In the mid-50’s Colonel Arthur Young, an experience police officer and a Christian socialist, was appointed as commissioner of police for Kenya. In a letter to the Governor, forwarded to the Secret Registry of the Ministry for African Affairs, he observed that the Screening Camps (ostensibly for sorting out the active dissidents from innocent bystanders but in fact a dumping ground for anyone who came to official notice) presented a ‘state of affairs so deplorable’ that they should be investigated. Police were diverted from law and order issues to being agents of repression. Africans who suffered from ‘the brutalities that are clearly evident’ had no one to whom they could appeal for justice because the whole colonial structure was complicit. He called for the ‘elementary principles of justice and humanity’ to be observed. In his measured tones it is a damning letter. Young resigned in disgust after eight month’s service. (http://www.scribd.com/doc/52818588/Col-Young-Letter)

Very often people make excuses for not dealing with such things. I’m told that we shouldn’t judge actions in the past by the standards we apply now.

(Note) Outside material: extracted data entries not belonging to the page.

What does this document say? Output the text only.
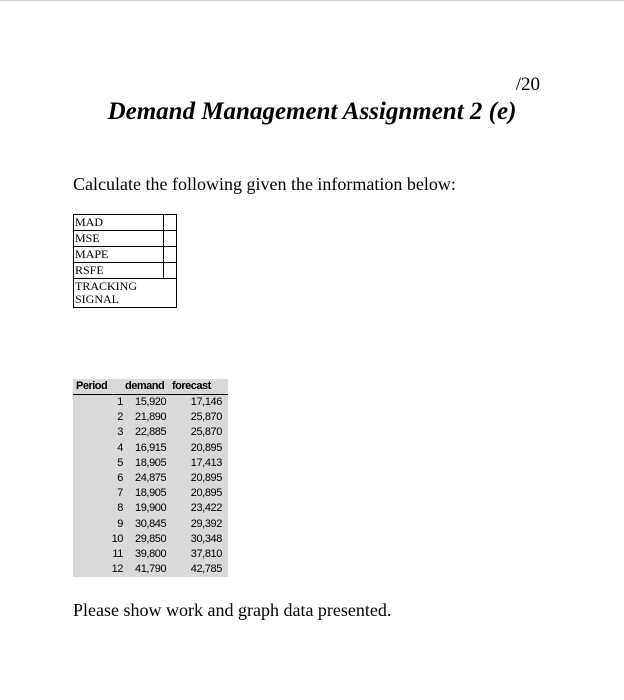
/20
Demand Management Assignment 2 (e)
Calculate the following given the information below:
MAD	
MSE	
MAPE	
RSFE	
TRACKING SIGNAL	
Period demand forecast
1 15,920 17,146
2 21,890 25,870
3 22,885 25,870
4 16,915 20,895
5 18,905 17,413
6 24,875 20,895
7 18,905 20,895
8 19,900 23,422
9 30,845 29,392
10 29,850 30,348
11 39,800 37,810
12 41,790 42,785
Please show work and graph data presented.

This is why Arthur Young is an important witness. His appeal in situ for justice and humanity is the one we would make today. If we fail to name the behaviour of the colonial regime and its agents for what it was, we become complicit. The challenge of Arthur Young and those like him who were prepared to risk opprobrium and loss of job will have fallen on ears equally as deaf as those of the civil servants and politicians in the 1950’s.

I have no idea whether the legal responsibility now lies with the UK government or with the Kenyan government as successor to the colonial administration. I am certain where the moral responsibility lies.